In the not so distant future, mankind has been brought to the brink of extinction…and to the brink of the world. Ripley Prior, our protagonist, is a mid-level, pencil-pushing worker in Sigil, the authoritarian power that rules over Santuary, a domed city located in Antarctica.
Ripley has always dreamed of being an Engineer, but it wasn’t meant to be. Those jobs are always reserved for the Elves, who have the longevity and know-how to run the city without the need for the help of Human wannabes. Day after day, he records numbers from vital system gauges, wishing he had the ability to do more with his life.
Ripley’s best friend, Felix, is an unmotivated Halfsie (half-Human, half-Elf). He’s the one who is always stirring up trouble, which inevitably involves Ripley. But when our story begins, his benign shenanigans give way to something much more ambitious…
It was raining, that first day at the library. Sheets of water poured down the panes of glass, obscuring my view of the swollen river just beyond the parking lot. The chair was comfortable, and a warm coffee kept me company as I absent-mindedly chewed on the end of my (very expensive!) Apple Pencil. The first scene was so simple to write. It had been written for a long time, but had never been put to paper. I knew exactly how it would end, too. But would everything in between be up to snuff?
What began as a short story quickly outgrew the mold into which I had hoped to place it. As the story progressed, the world became larger. The background, lore, and plot lines blossomed into an impressive array of colorful sticky notes that adorned my bedroom wall. The more I wrote, the more the characters came alive. In the end, the dialogue practically wrote itself. I wrote it in two parts to begin. It is the first in a series, and while I slog through the tedious stages of editing, arguing with my husband over the necessity of commas after conjunctive adverbs, I have already begun crafting the next novel. I cannot wait to share my work with you!
Dear friends, where shall we begin? At the beginning? It’s a long story. How long do you have? Perhaps another time, then.
Do you have children? Do you remember life before them? For me, I remember it as if it were a dream. It’s a little hazy. I’m certain it happened. I can remember specifics, I have some fond memories, and some sad ones. But to really think about it, to really imagine life before these little people even existed, that’s more difficult now. From the first moment you become a parent, it’s as if they’ve always been there. As if they’ve always been a part of you. A piece of the puzzle that had been hiding under the couch, which once found completed a picture that you didn’t even know you’d been creating. Sure, you had a general idea. You’d placed all the edges, painstakingly put all the pieces right side up, pressed them together in faith, with nothing more than a promise of the vision they would reveal. And yet, even if the picture seemed clear without that piece, once it has been set into place, that is when you are able to see it as it was truly intended to be.
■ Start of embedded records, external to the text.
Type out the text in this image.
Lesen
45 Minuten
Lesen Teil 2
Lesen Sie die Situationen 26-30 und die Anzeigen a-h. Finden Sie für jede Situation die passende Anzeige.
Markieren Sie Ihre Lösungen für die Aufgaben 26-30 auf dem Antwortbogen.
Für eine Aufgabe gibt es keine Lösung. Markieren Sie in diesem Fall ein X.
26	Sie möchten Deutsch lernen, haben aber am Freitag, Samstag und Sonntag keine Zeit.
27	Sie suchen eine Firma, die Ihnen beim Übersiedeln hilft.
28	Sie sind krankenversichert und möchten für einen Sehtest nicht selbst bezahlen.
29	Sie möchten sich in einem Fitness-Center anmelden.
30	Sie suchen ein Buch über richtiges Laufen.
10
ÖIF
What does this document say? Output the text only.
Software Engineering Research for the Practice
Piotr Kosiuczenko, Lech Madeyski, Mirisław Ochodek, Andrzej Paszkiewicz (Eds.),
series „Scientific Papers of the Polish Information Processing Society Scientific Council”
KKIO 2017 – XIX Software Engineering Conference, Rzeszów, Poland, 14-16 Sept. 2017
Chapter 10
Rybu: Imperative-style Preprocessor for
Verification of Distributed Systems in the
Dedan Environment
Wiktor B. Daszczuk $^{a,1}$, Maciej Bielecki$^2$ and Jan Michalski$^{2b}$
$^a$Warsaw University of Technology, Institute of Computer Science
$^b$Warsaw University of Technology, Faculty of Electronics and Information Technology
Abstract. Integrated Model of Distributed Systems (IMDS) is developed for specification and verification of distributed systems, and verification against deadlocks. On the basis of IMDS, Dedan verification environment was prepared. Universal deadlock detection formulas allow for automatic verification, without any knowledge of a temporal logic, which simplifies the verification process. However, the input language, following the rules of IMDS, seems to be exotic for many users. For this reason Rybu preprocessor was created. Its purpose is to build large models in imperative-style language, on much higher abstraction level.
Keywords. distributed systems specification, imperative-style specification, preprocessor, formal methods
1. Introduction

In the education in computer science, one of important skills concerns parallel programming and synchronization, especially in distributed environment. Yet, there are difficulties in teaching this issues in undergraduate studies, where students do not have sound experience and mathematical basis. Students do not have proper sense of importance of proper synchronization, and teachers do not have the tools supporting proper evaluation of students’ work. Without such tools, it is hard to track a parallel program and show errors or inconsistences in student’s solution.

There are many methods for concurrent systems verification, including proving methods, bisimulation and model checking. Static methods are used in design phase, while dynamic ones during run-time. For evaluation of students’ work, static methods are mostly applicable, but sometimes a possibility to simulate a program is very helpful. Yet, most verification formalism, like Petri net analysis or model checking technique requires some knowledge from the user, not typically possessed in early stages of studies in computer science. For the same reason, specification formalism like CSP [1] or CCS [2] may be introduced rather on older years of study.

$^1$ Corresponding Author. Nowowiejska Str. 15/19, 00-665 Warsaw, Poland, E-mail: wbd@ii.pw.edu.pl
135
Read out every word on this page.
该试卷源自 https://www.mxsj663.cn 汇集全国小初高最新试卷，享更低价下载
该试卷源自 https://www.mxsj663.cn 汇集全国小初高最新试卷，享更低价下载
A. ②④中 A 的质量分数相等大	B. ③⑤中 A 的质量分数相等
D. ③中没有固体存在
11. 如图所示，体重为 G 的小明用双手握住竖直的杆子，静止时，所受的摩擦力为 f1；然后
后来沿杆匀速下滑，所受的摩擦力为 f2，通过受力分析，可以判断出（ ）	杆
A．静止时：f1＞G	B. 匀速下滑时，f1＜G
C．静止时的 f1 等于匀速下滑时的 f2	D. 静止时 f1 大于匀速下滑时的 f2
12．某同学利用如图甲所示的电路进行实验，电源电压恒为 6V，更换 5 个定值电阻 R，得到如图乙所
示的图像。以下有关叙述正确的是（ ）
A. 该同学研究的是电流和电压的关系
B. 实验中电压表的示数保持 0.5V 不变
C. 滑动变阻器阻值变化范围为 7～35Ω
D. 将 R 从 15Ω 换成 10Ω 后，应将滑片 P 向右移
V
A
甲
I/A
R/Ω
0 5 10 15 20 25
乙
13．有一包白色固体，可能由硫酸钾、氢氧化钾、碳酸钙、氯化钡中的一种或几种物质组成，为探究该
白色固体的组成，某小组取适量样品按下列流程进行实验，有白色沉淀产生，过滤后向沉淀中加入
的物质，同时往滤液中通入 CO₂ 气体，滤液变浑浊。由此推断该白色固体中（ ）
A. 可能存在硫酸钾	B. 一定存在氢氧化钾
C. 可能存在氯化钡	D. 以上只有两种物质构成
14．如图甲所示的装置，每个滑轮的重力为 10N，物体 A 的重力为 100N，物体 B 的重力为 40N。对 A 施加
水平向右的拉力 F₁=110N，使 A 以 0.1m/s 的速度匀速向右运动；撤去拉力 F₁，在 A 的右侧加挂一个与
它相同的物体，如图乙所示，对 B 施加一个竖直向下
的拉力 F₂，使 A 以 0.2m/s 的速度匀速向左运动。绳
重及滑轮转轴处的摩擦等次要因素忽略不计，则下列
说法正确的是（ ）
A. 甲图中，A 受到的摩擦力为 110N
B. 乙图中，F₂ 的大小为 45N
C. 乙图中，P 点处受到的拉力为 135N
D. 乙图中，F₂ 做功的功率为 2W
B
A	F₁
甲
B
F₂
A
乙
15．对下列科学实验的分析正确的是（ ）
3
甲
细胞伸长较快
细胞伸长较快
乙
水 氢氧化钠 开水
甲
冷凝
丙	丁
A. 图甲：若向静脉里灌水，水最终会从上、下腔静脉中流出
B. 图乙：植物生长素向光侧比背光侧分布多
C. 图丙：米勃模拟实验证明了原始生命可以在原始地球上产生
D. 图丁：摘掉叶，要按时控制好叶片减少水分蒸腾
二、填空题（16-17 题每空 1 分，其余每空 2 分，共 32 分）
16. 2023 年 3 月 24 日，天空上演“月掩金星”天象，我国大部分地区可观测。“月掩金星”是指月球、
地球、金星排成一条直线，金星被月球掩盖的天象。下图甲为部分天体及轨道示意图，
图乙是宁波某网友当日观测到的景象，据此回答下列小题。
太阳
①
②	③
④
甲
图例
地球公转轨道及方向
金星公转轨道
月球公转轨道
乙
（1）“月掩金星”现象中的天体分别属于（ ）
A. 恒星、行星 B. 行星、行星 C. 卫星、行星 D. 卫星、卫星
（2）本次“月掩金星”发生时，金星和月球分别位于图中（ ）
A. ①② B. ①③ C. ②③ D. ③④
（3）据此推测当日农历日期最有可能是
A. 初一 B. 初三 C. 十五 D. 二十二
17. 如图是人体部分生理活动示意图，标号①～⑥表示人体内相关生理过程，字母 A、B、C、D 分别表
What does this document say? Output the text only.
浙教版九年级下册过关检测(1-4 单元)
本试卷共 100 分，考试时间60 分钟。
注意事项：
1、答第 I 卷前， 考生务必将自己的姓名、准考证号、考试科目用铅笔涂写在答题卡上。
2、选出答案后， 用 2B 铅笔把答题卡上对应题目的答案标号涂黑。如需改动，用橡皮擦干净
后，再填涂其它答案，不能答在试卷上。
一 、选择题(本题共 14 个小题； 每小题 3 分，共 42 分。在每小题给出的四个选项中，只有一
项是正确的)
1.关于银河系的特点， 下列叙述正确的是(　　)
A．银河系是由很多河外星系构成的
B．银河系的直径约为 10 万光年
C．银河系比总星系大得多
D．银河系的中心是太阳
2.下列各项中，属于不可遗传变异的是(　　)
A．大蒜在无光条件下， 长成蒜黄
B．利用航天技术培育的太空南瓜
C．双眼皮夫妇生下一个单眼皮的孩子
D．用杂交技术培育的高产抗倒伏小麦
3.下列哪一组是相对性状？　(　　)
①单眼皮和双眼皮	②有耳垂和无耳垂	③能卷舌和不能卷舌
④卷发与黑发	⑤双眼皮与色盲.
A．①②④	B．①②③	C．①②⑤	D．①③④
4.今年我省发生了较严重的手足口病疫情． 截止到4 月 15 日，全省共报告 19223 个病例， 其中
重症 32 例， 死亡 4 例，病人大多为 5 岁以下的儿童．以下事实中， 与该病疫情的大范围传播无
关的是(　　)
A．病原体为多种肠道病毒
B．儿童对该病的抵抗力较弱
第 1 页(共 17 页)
Writing a story, breathing life into the characters, is a lot like that, too. There are certainly similarities. The same thing happens when you read a book that really resonates with you. The characters, the world, the adventures…once they’re there, once you’ve written it down or read it, you can’t unread it. They will always be with you, forever a part of you. Think of your favorite story. Can you remember a time before you had been to Mordor and back again with Frodo and Sam? Before sneaking through the wardrobe with Lucy into the wondrous land of Narnia? Before you loved to hate Professor Snape? The stories that we read become a part of us, a thread in the tapestry of our lives. They can make us feel deeply, and run our emotions through the ringer.
I hope you enjoy reading Antiquity’s Gate someday as much as I am enjoying writing it. Thank you for sharing this adventure with me!